Pakistan Spy Chief Denounces US

Written by FrumForum News on Saturday May 14, 2011

The New York Times reports:

ISLAMABAD, Pakistan — In an unusual, and apparently heated, closed-door session of Parliament, Pakistan’s spy chief issued a rousing denunciation of the United States on Friday for its raid that killed Osama bin Laden and denied that Pakistan maintained any links with militant groups, according to lawmakers.

Rather, the spy chief, Lt. Gen. Ahmed Shuja Pasha, blamed an intelligence failure for the presence of Bin Laden in the city of Abbottabad, where a top military academy is located and where the leader of Al Qaeda was killed in an American raid on May 2.

General Pasha said he had offered his resignation twice to the leader of the army, Gen. Ashfaq Parvez Kayani.
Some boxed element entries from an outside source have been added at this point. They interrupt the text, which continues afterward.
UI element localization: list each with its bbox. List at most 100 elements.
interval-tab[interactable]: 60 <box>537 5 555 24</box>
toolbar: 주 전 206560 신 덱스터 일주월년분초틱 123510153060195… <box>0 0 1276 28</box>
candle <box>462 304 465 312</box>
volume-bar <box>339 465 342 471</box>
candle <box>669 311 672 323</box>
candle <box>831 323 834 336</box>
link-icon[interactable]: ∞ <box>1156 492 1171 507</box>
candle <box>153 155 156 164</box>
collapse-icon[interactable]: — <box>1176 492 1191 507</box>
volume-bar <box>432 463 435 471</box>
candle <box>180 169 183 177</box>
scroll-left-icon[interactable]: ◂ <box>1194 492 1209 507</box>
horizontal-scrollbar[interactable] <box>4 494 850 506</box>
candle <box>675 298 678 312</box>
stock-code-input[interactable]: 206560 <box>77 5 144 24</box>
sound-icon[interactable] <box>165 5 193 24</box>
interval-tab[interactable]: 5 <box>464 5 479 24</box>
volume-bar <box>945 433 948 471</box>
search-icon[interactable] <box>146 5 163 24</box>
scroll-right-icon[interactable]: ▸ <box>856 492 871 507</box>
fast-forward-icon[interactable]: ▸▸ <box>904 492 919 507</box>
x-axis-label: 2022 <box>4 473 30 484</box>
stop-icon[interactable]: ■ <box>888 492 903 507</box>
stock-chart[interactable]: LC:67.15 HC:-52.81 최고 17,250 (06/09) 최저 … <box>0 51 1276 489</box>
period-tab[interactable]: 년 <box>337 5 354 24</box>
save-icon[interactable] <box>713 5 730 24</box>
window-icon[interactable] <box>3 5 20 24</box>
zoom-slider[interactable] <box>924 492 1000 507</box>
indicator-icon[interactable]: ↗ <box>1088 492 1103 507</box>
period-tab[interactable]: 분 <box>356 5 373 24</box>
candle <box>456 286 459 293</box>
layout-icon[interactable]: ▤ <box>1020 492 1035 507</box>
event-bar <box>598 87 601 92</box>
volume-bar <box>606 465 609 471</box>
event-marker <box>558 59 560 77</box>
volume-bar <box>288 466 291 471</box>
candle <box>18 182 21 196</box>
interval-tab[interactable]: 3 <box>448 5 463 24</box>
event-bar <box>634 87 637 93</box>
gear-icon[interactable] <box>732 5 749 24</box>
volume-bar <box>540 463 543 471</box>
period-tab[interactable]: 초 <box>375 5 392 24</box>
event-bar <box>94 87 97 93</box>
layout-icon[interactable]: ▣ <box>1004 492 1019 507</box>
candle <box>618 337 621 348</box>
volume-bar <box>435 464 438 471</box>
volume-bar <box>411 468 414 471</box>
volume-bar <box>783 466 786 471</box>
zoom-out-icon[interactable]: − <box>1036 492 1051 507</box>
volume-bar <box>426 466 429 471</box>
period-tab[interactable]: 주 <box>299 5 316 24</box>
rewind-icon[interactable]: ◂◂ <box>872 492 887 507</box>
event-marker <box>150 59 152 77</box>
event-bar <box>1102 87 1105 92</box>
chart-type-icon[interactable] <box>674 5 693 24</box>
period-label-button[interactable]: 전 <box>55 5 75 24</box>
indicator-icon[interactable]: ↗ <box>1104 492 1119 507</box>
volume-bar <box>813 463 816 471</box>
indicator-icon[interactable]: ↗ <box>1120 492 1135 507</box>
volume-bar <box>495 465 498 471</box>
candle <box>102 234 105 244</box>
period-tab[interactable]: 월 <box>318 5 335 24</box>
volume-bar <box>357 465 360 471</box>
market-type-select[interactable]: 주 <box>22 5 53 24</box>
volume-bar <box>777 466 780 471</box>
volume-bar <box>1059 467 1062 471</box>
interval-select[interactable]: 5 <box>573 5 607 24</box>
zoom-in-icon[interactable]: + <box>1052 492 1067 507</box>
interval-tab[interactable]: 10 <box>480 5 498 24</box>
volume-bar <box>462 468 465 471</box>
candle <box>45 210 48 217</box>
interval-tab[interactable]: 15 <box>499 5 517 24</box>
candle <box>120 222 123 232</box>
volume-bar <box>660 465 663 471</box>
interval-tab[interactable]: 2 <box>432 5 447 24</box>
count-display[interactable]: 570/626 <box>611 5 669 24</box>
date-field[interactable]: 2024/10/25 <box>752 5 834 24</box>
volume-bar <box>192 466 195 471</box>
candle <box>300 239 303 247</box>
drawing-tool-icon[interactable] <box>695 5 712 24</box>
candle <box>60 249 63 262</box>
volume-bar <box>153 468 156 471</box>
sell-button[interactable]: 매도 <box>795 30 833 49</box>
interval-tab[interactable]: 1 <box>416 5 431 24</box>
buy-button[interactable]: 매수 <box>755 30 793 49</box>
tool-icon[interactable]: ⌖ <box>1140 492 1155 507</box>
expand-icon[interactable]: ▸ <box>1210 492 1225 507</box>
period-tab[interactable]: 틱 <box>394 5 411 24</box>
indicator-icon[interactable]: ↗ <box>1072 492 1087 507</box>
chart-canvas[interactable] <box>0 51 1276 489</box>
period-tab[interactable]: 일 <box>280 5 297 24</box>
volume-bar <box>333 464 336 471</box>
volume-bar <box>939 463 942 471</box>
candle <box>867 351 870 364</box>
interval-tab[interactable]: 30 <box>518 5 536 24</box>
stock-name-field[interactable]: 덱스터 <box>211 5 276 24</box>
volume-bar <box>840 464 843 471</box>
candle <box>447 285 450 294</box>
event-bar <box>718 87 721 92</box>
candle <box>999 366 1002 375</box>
As his presence before Parliament made clear, it was not accepted.

The two generals were called before the extraordinary 11-hour session to answer to the failures of the military and the intelligence agency that allowed a team of American commandos to enter and leave Pakistan in a stealth helicopter operation undetected.

Unusually vibrant criticism by some politicians and the Pakistani press after the raid compelled them to try to repair the reputation of the military and the intelligence agency, which the army controls.

But after recognizing the lapse, General Pasha rallied Parliament behind him, several legislators said, with strong criticisms of the United States that elicited thumps of approval from the chamber, including leading members of the Pakistan Peoples Party, the major partner in the coalition that the Obama administration supports.

At the end of the session, the leader of the opposition party, Pakistan Muslim League-N, Chaudhry Nisar Ali Khan, who has been one of the most severe critics of the military since the raid, closed ranks behind the military. The session was organized so that “a positive message should go out to the masses,” Mr. Khan said.

A resolution that was passed at the session said Pakistan would revisit its relationship with the United States “with the view to ensuring Pakistan’s national interests were fully respected.”